After the black swan market events of 2008-2009, baby boomers and financial planners continue to search for new strategies for providing a secure retirement income. I have written about many of them, including the “Failsafe Retirement” plan that we are using. This week I read about another combination strategy for avoiding what the authors refer to as retirement “money death.”
The strategy is interesting to me and should have appeal to baby boomers who are (a) close to retirement and (b) have already have significant retirement investments in their nest egg, but not enough that they can survive on an ultra-conservative portfolio. What they may not have is (c) a plan to make their nest egg last.
The authors of the strategy note first that trying to survive a lifetime on a low risk retirement portfolio is probably not going to work for most retirees. This is particularly apparent in today’s low interest rate economic environment where Fed policy continues to punish savers in favor of spenders.
What is proposed, then, is this: First, boomers should create a retirement investment portfolio that is heavily weighted in dividend-paying stocks and high-yield corporate bonds. More important, rather than decreasing equity and corporate bond exposure as retirement approaches and begins, this portfolio should remain in place. This creates a reasonable possibility of achieving returns that will support your retirement income needs. This brings us to the second part of the plan: Buy a deferred fixed annuity now as “longevity insurance.” The deferred annuity functions as a safety net, in case the higher risk retirement portfolio crashes and burns (e.g., 2008 all over again.)
A key to the second step is purchasing the deferred annuity at least 20-30 years before you will need it, so that the cost-benefit ratio is quite low. For example, someone who is 60-65 could spend $100k now for an annuity that would pay $75k annually beginning at age 85. The authors caution that this part of the plan would only make sense if the cost of the annuity represented no more than 10% of your wealth. After all, once you spend that $100k, you won’t see any of it again even if you died way before age 85.

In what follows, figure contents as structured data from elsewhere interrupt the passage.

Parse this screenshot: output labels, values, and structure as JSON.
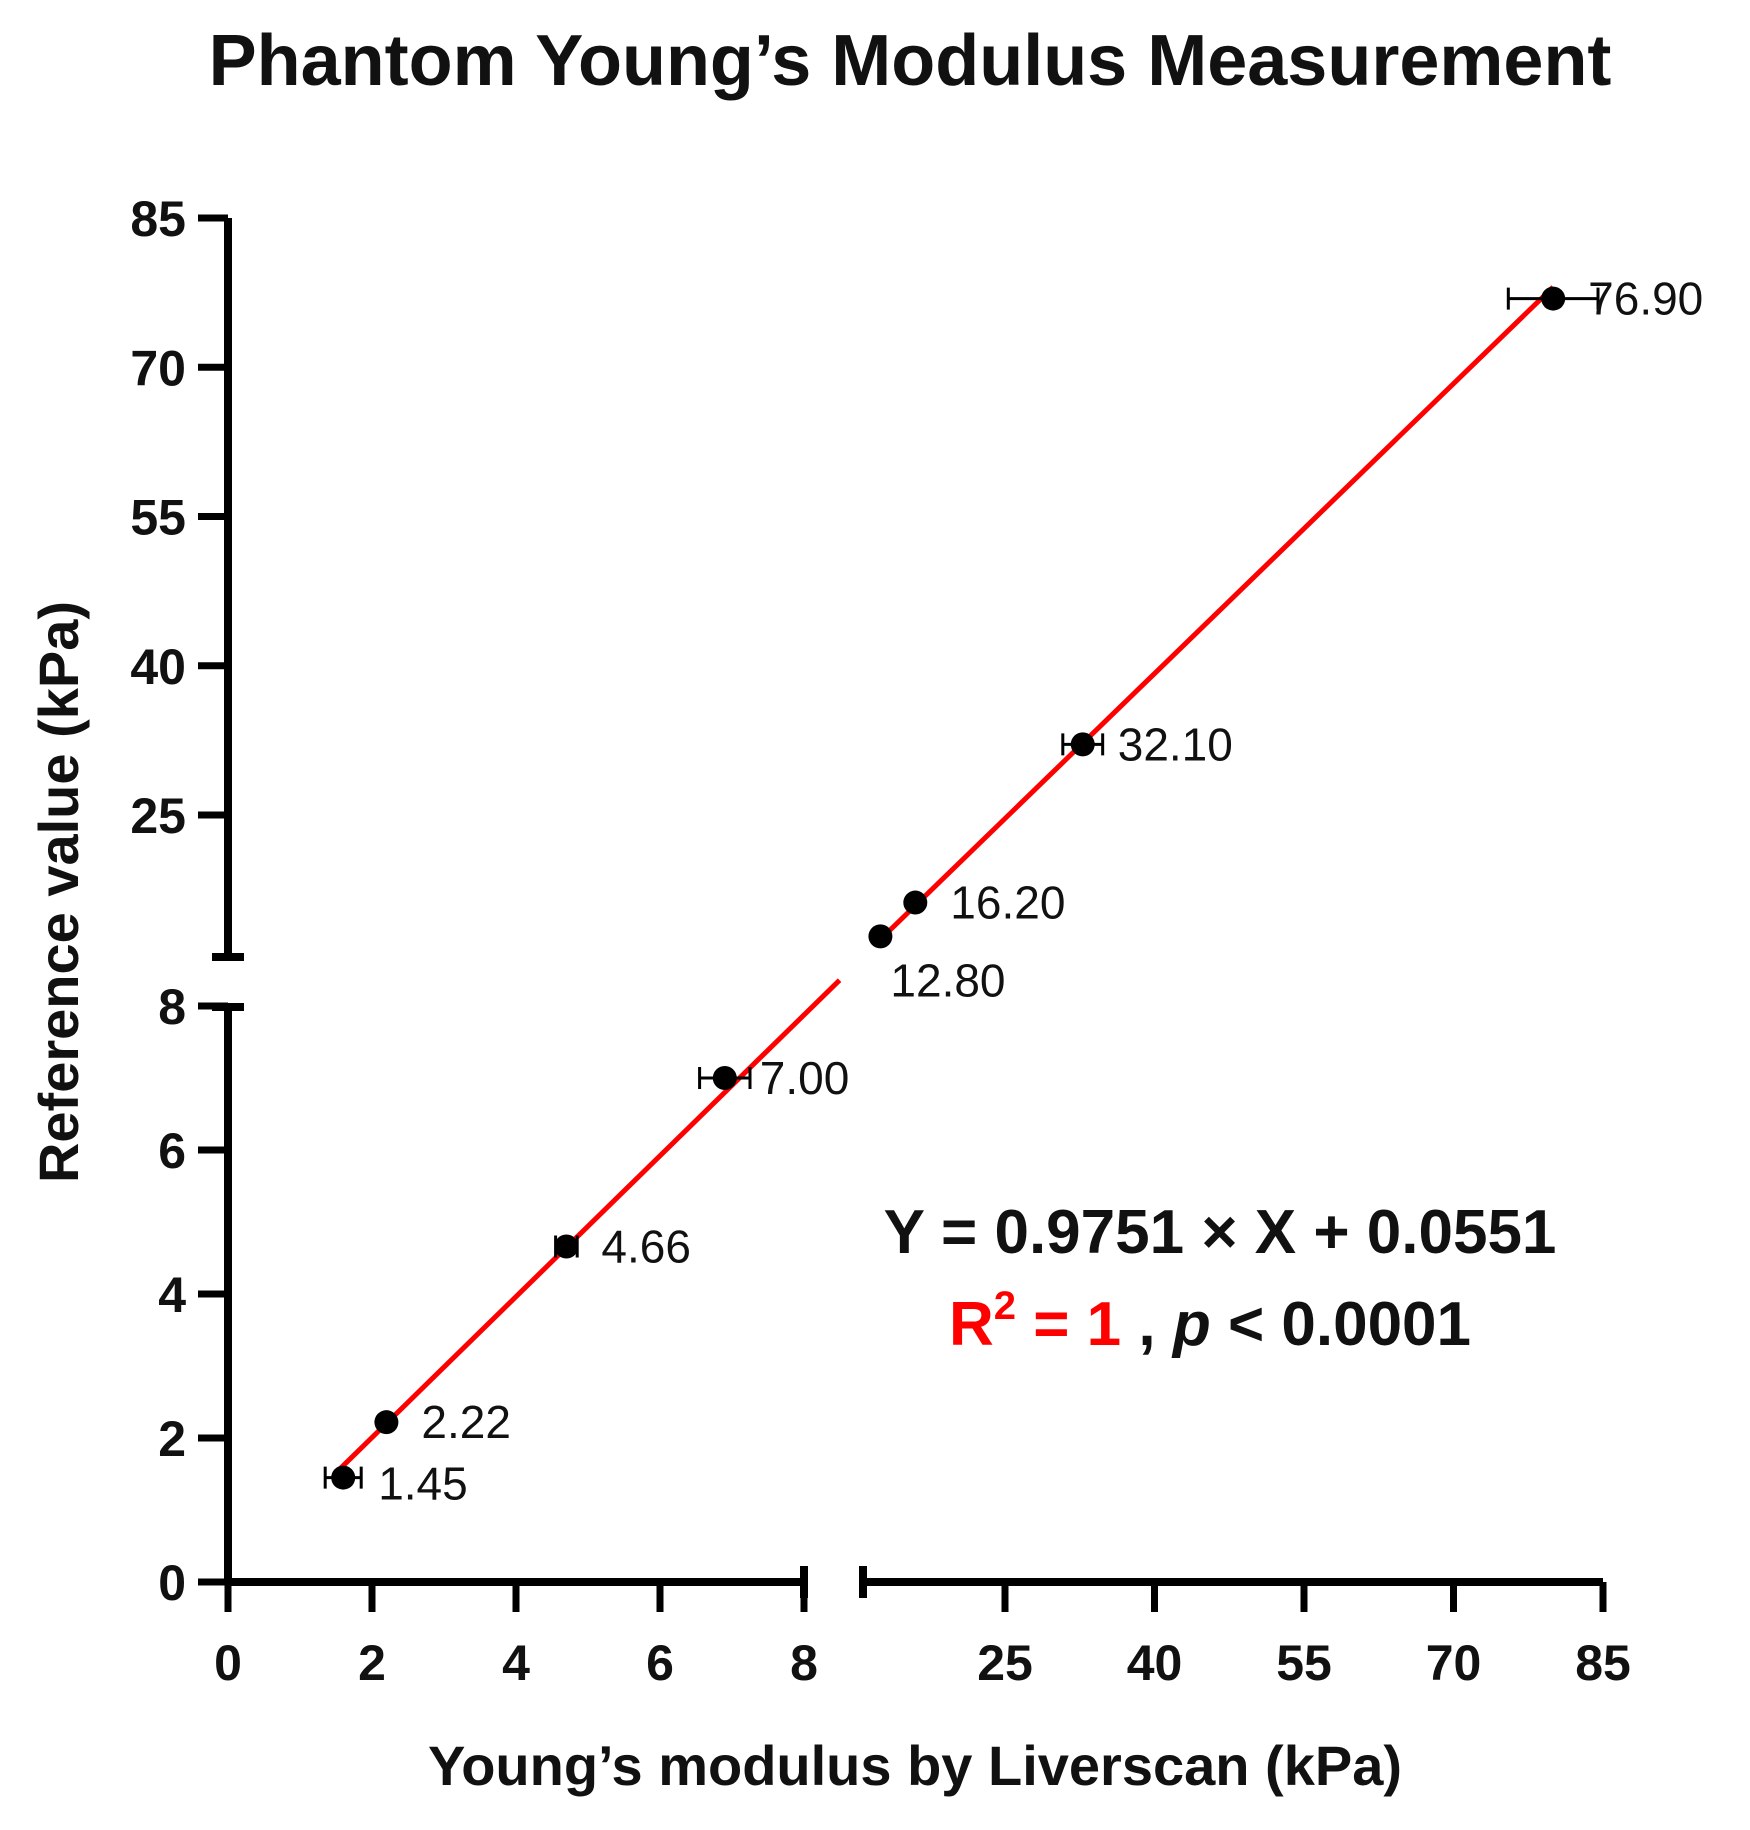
{
  "chart_data": {
    "type": "scatter",
    "title": "Phantom Young’s Modulus Measurement",
    "xlabel": "Young’s modulus by Liverscan (kPa)",
    "ylabel": "Reference value (kPa)",
    "axis_break": {
      "lower_segment": [
        0,
        8
      ],
      "upper_segment": [
        10,
        85
      ]
    },
    "xticks": [
      "0",
      "2",
      "4",
      "6",
      "8",
      "25",
      "40",
      "55",
      "70",
      "85"
    ],
    "yticks": [
      "0",
      "2",
      "4",
      "6",
      "8",
      "25",
      "40",
      "55",
      "70",
      "85"
    ],
    "points": [
      {
        "x": 1.6,
        "y": 1.45,
        "xerr": 0.25,
        "label": "1.45"
      },
      {
        "x": 2.2,
        "y": 2.22,
        "xerr": 0.0,
        "label": "2.22"
      },
      {
        "x": 4.7,
        "y": 4.66,
        "xerr": 0.15,
        "label": "4.66"
      },
      {
        "x": 6.9,
        "y": 7.0,
        "xerr": 0.35,
        "label": "7.00"
      },
      {
        "x": 12.5,
        "y": 12.8,
        "xerr": 0.0,
        "label": "12.80"
      },
      {
        "x": 16.0,
        "y": 16.2,
        "xerr": 0.0,
        "label": "16.20"
      },
      {
        "x": 32.8,
        "y": 32.1,
        "xerr": 2.0,
        "label": "32.10"
      },
      {
        "x": 80.0,
        "y": 76.9,
        "xerr": 4.5,
        "label": "76.90"
      }
    ],
    "fit": {
      "slope": 0.9751,
      "intercept": 0.0551,
      "x_range": [
        1.5,
        80.0
      ],
      "color": "#ff0000"
    },
    "annotations": {
      "equation": "Y = 0.9751 × X + 0.0551",
      "r2_label": "R",
      "r2_sup": "2",
      "r2_value": " = 1",
      "separator": " , ",
      "p_symbol": "p",
      "p_value": " < 0.0001",
      "r2_color": "#ff0000"
    }
  }
}
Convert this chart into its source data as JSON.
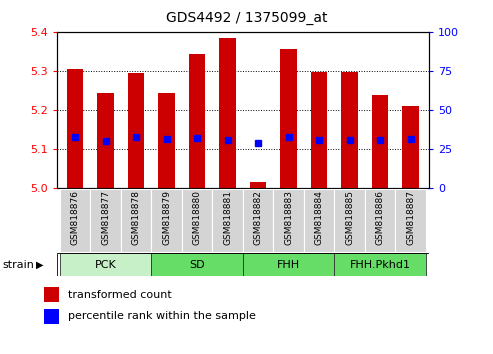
{
  "title": "GDS4492 / 1375099_at",
  "samples": [
    "GSM818876",
    "GSM818877",
    "GSM818878",
    "GSM818879",
    "GSM818880",
    "GSM818881",
    "GSM818882",
    "GSM818883",
    "GSM818884",
    "GSM818885",
    "GSM818886",
    "GSM818887"
  ],
  "red_values": [
    5.305,
    5.243,
    5.295,
    5.244,
    5.343,
    5.385,
    5.015,
    5.355,
    5.298,
    5.298,
    5.237,
    5.21
  ],
  "blue_values": [
    5.13,
    5.12,
    5.13,
    5.125,
    5.128,
    5.123,
    5.115,
    5.13,
    5.122,
    5.122,
    5.122,
    5.125
  ],
  "ylim_left": [
    5.0,
    5.4
  ],
  "ylim_right": [
    0,
    100
  ],
  "yticks_left": [
    5.0,
    5.1,
    5.2,
    5.3,
    5.4
  ],
  "yticks_right": [
    0,
    25,
    50,
    75,
    100
  ],
  "groups": [
    {
      "label": "PCK",
      "start": 0,
      "end": 2,
      "color": "#c8f0c8"
    },
    {
      "label": "SD",
      "start": 3,
      "end": 5,
      "color": "#66dd66"
    },
    {
      "label": "FHH",
      "start": 6,
      "end": 8,
      "color": "#66dd66"
    },
    {
      "label": "FHH.Pkhd1",
      "start": 9,
      "end": 11,
      "color": "#66dd66"
    }
  ],
  "bar_width": 0.55,
  "base_value": 5.0,
  "legend_red": "transformed count",
  "legend_blue": "percentile rank within the sample",
  "plot_bg_color": "#ffffff"
}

The big problem/risk I see with this plan is inflation. Let’s assume that at age 60 you purchase a deferred annuity that will pay you $100k annually beginning at age 85. With average annual inflation at only 3%, the spending power of that $100k will shrink to $48k when payouts start at age 85. If we experience a period of high inflation (certainly possible given recent government spending and borrowing), the picture looks even worse.
But, overall the plan is worth considering. What helps are recent rule changes announced by the federal government that will allow 401(k) funds to be used directly to purchase annuities, without a lot of red tape and immediate tax consequences.